Lucas ile paylaştığım otele en kısa yoldan döndüm. Kincaid ve Lucas’ın içeride tartıştığını duyabiliyordum.

“Emir gereği–”

“Ben alfayım. Beni dinle! Nerede o?”

Başımı salladım ve kapıyı açtım. Lucas sadece bir havluya sarılmıştı. Göğsündeki izleri görebiliyordum. Üzerine bir bornoz bile giymeyi düşünmemiş olması çok şey anlatıyordu. Bana döndü. İstenmeyen işaretini taşımadığını fark ettim ve gülümsemeden edemedim. Tanrıça garip bir şekilde zalimdi, değil mi?

Kızgın olmalıydım. Ama bacaklarım arasındaki hoş ağrı ve hala ne kadar kaygan olduğum hissi kızgın olmamı zorlaştırıyordu.

O geceyi Nora ile ilişkisini yeniden alevlendirerek geçirmişti, ben ise tatmin aramaya gitmiştim. İkimiz de mutlu olmalıyız, değil mi?

“Tüm gece neredeydin?” Lucas bana baktı. “Aynı şeyleri giyiyorsun!”

Ona baktım ve sonra yatak odasının kapısına doğru döndüm. Bir ofis alanım olsun diye bir süit almıştık, ama Nora’yı sakladığını görebiliyordum, pek de iyi saklayamıyordu. Elbisesi yerdeydi. Odada Nora’nın kokusunu almıyordum. Ya reddedilmeden dolayı duyularım körelmişti ya da banyo da saklanıyordu.
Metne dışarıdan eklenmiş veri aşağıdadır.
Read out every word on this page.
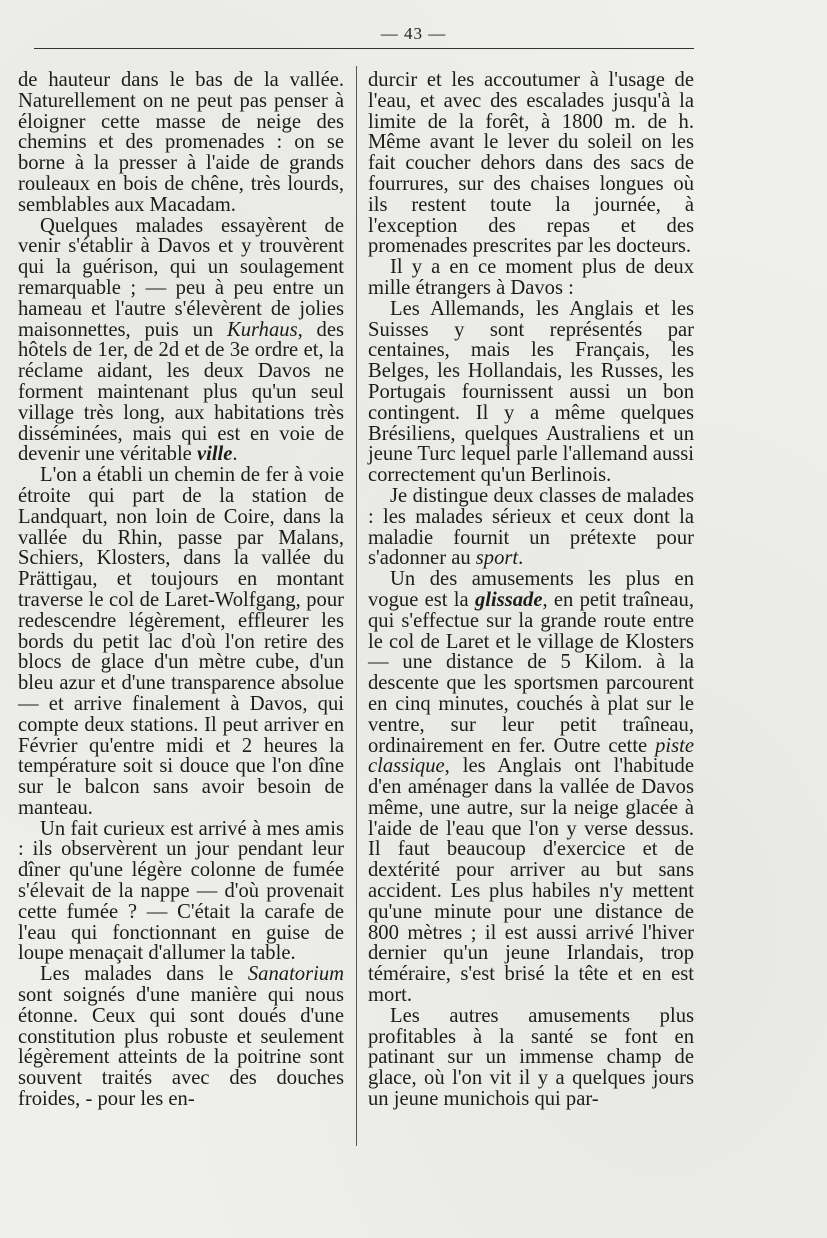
— 43 —

de hauteur dans le bas de la vallée. Naturellement on ne peut pas penser à éloigner cette masse de neige des chemins et des promenades : on se borne à la presser à l'aide de grands rouleaux en bois de chêne, très lourds, semblables aux Macadam.

Quelques malades essayèrent de venir s'établir à Davos et y trouvèrent qui la guérison, qui un soulagement remarquable ; — peu à peu entre un hameau et l'autre s'élevèrent de jolies maisonnettes, puis un Kurhaus, des hôtels de 1er, de 2d et de 3e ordre et, la réclame aidant, les deux Davos ne forment maintenant plus qu'un seul village très long, aux habitations très disséminées, mais qui est en voie de devenir une véritable ville.

L'on a établi un chemin de fer à voie étroite qui part de la station de Landquart, non loin de Coire, dans la vallée du Rhin, passe par Malans, Schiers, Klosters, dans la vallée du Prättigau, et toujours en montant traverse le col de Laret-Wolfgang, pour redescendre légèrement, effleurer les bords du petit lac d'où l'on retire des blocs de glace d'un mètre cube, d'un bleu azur et d'une transparence absolue — et arrive finalement à Davos, qui compte deux stations. Il peut arriver en Février qu'entre midi et 2 heures la température soit si douce que l'on dîne sur le balcon sans avoir besoin de manteau.

Un fait curieux est arrivé à mes amis : ils observèrent un jour pendant leur dîner qu'une légère colonne de fumée s'élevait de la nappe — d'où provenait cette fumée ? — C'était la carafe de l'eau qui fonctionnant en guise de loupe menaçait d'allumer la table.

Les malades dans le Sanatorium sont soignés d'une manière qui nous étonne. Ceux qui sont doués d'une constitution plus robuste et seulement légèrement atteints de la poitrine sont souvent traités avec des douches froides, - pour les en-

durcir et les accoutumer à l'usage de l'eau, et avec des escalades jusqu'à la limite de la forêt, à 1800 m. de h. Même avant le lever du soleil on les fait coucher dehors dans des sacs de fourrures, sur des chaises longues où ils restent toute la journée, à l'exception des repas et des promenades prescrites par les docteurs.

Il y a en ce moment plus de deux mille étrangers à Davos :

Les Allemands, les Anglais et les Suisses y sont représentés par centaines, mais les Français, les Belges, les Hollandais, les Russes, les Portugais fournissent aussi un bon contingent. Il y a même quelques Brésiliens, quelques Australiens et un jeune Turc lequel parle l'allemand aussi correctement qu'un Berlinois.

Je distingue deux classes de malades : les malades sérieux et ceux dont la maladie fournit un prétexte pour s'adonner au sport.

Un des amusements les plus en vogue est la glissade, en petit traîneau, qui s'effectue sur la grande route entre le col de Laret et le village de Klosters — une distance de 5 Kilom. à la descente que les sportsmen parcourent en cinq minutes, couchés à plat sur le ventre, sur leur petit traîneau, ordinairement en fer. Outre cette piste classique, les Anglais ont l'habitude d'en aménager dans la vallée de Davos même, une autre, sur la neige glacée à l'aide de l'eau que l'on y verse dessus. Il faut beaucoup d'exercice et de dextérité pour arriver au but sans accident. Les plus habiles n'y mettent qu'une minute pour une distance de 800 mètres ; il est aussi arrivé l'hiver dernier qu'un jeune Irlandais, trop téméraire, s'est brisé la tête et en est mort.

Les autres amusements plus profitables à la santé se font en patinant sur un immense champ de glace, où l'on vit il y a quelques jours un jeune munichois qui par-
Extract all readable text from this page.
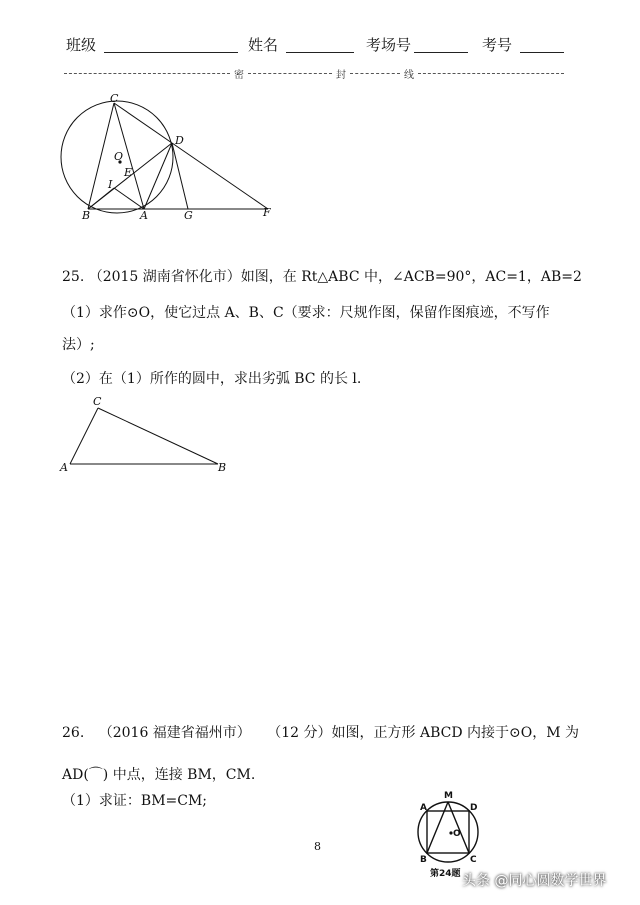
班级	姓名	考场号	考号
密	封	线
C
D
O
E
I
B	A	G	F
25. （2015 湖南省怀化市）如图，在 Rt△ABC 中，∠ACB=90°，AC=1，AB=2
（1）求作⊙O，使它过点 A、B、C（要求：尺规作图，保留作图痕迹，不写作
法）;
（2）在（1）所作的圆中，求出劣弧 BC 的长 l.
C
A	B
26. （2016 福建省福州市） （12 分）如图，正方形 ABCD 内接于⊙O，M 为
AD(⌒) 中点，连接 BM，CM.
（1）求证：BM=CM;	A
M
D
O
B	C
第24题
8
头条 @同心圆数学世界
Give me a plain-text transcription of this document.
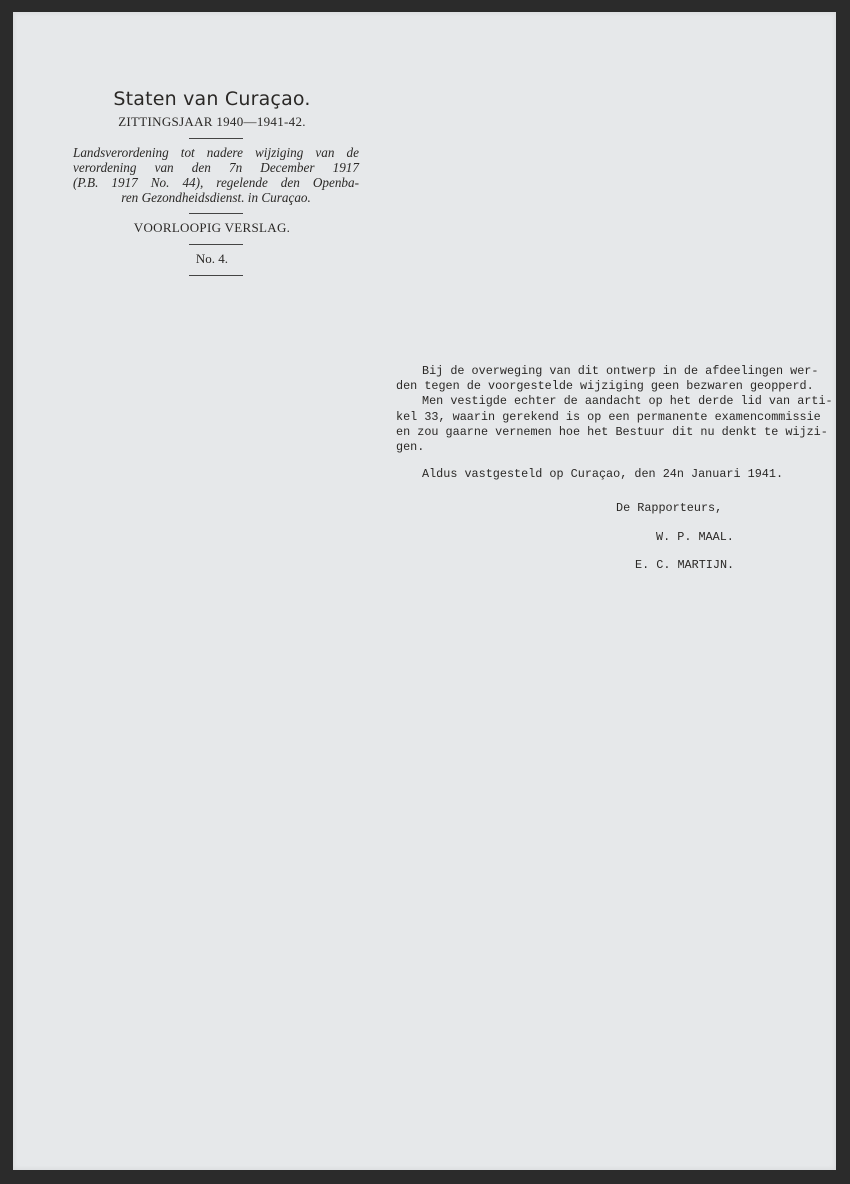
Staten van Curaçao.
ZITTINGSJAAR 1940—1941-42.
Landsverordening tot nadere wijziging van de
verordening van den 7n December 1917
(P.B. 1917 No. 44), regelende den Openba-
ren Gezondheidsdienst. in Curaçao.
VOORLOOPIG VERSLAG.
No. 4.
Bij de overweging van dit ontwerp in de afdeelingen wer-
den tegen de voorgestelde wijziging geen bezwaren geopperd.
Men vestigde echter de aandacht op het derde lid van arti-
kel 33, waarin gerekend is op een permanente examencommissie
en zou gaarne vernemen hoe het Bestuur dit nu denkt te wijzi-
gen.
Aldus vastgesteld op Curaçao, den 24n Januari 1941.
De Rapporteurs,
W. P. MAAL.
E. C. MARTIJN.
Her iki durumda da umursamadım. İki Twining River muhafızına ve Twining River’ın betasına baktım, sonra Lucas’ın yüzünü dağıtmak üzere olan Kincaid’e döndüm.

“Burayı bitirebilir misin, Kincaid? Öğle yemeğinden önce dinlenmek istiyorum. Yeni anahtarım var mı?”

“Evet,” dedi, kartı uzattı. Çantama koydum. “Eşyalarını hemen taşıyacağım.”

“Sen gitmiyorsun”

Çıkmak için döndüm, ama Lucas önüme geçti. Hırladı ve kolumu sıkıca tuttu. “Hiçbir yere gitmiyorsun!”